Thomson Reuters Corp  vs.  Cintas

 Performance 
       Timeline  
Thomson Reuters Corp 

Risk-Adjusted Performance

0 of 100

 
Weak
 
Strong
Very Weak
Over the last 90 days Thomson Reuters Corp has generated negative risk-adjusted returns adding no value to investors with long positions. Despite fairly strong basic indicators, Thomson Reuters is not utilizing all of its potentials. The latest stock price confusion, may contribute to short-horizon losses for the traders.
Cintas 

Risk-Adjusted Performance

12 of 100

 
Weak
 
Strong
Good
Compared to the overall equity markets, risk-adjusted returns on investments in Cintas are ranked lower than 12 (%) of all global equities and portfolios over the last 90 days. In spite of comparatively unfluctuating basic indicators, Cintas may actually be approaching a critical reversion point that can send shares even higher in December 2024.

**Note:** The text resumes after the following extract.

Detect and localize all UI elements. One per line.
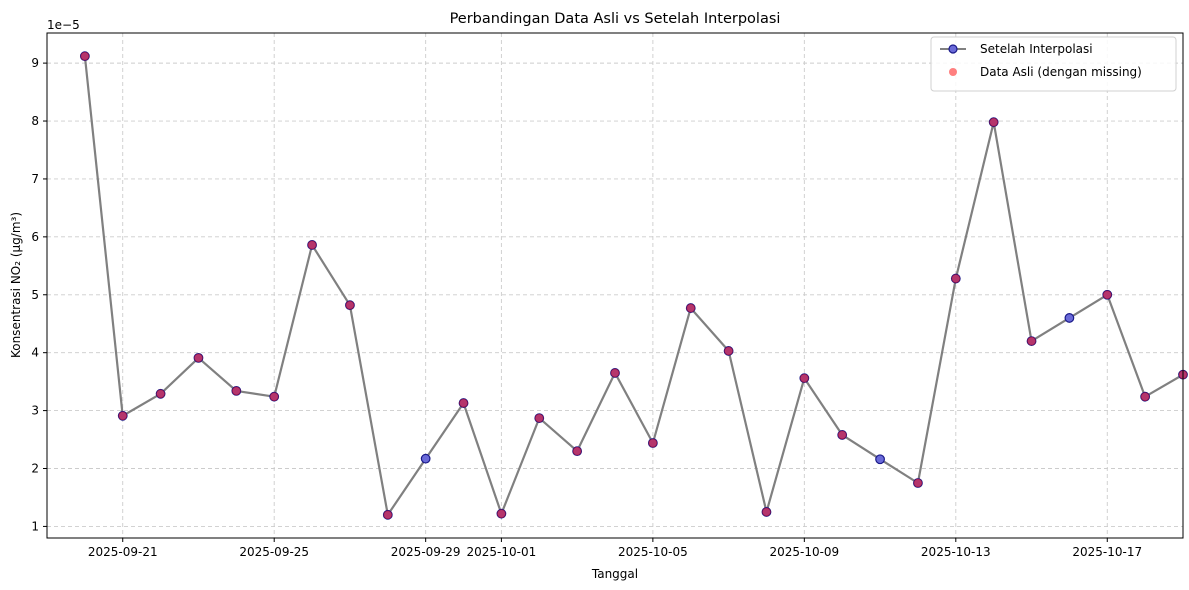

Thomson Reuters and Cintas Volatility Contrast

   Predicted Return Density   
       Returns  

Pair Trading with Thomson Reuters and Cintas

The main advantage of trading using opposite Thomson Reuters and Cintas positions is that it hedges away some unsystematic risk. Because of two separate transactions, even if Thomson Reuters position performs unexpectedly, Cintas can make up some of the losses. Pair trading also minimizes risk from directional movements in the market. For example, if an entire industry or sector drops because of unexpected headlines, the short position in Cintas will offset losses from the drop in Cintas' long position.
The idea behind Thomson Reuters Corp and Cintas pairs trading is to make the combined position market-neutral, meaning the overall market's direction will not affect its win or loss (or potential downside or upside). This can be achieved by designing a pairs trade with two highly correlated stocks or equities that operate in a similar space or sector, making it possible to obtain profits through simple and relatively low-risk investment.
Check out your portfolio center.
Note that this page's information should be used as a complementary analysis to find the right mix of equity instruments to add to your existing portfolios or create a brand new portfolio. You can also try the Price Ceiling Movement module to calculate and plot Price Ceiling Movement for different equity instruments.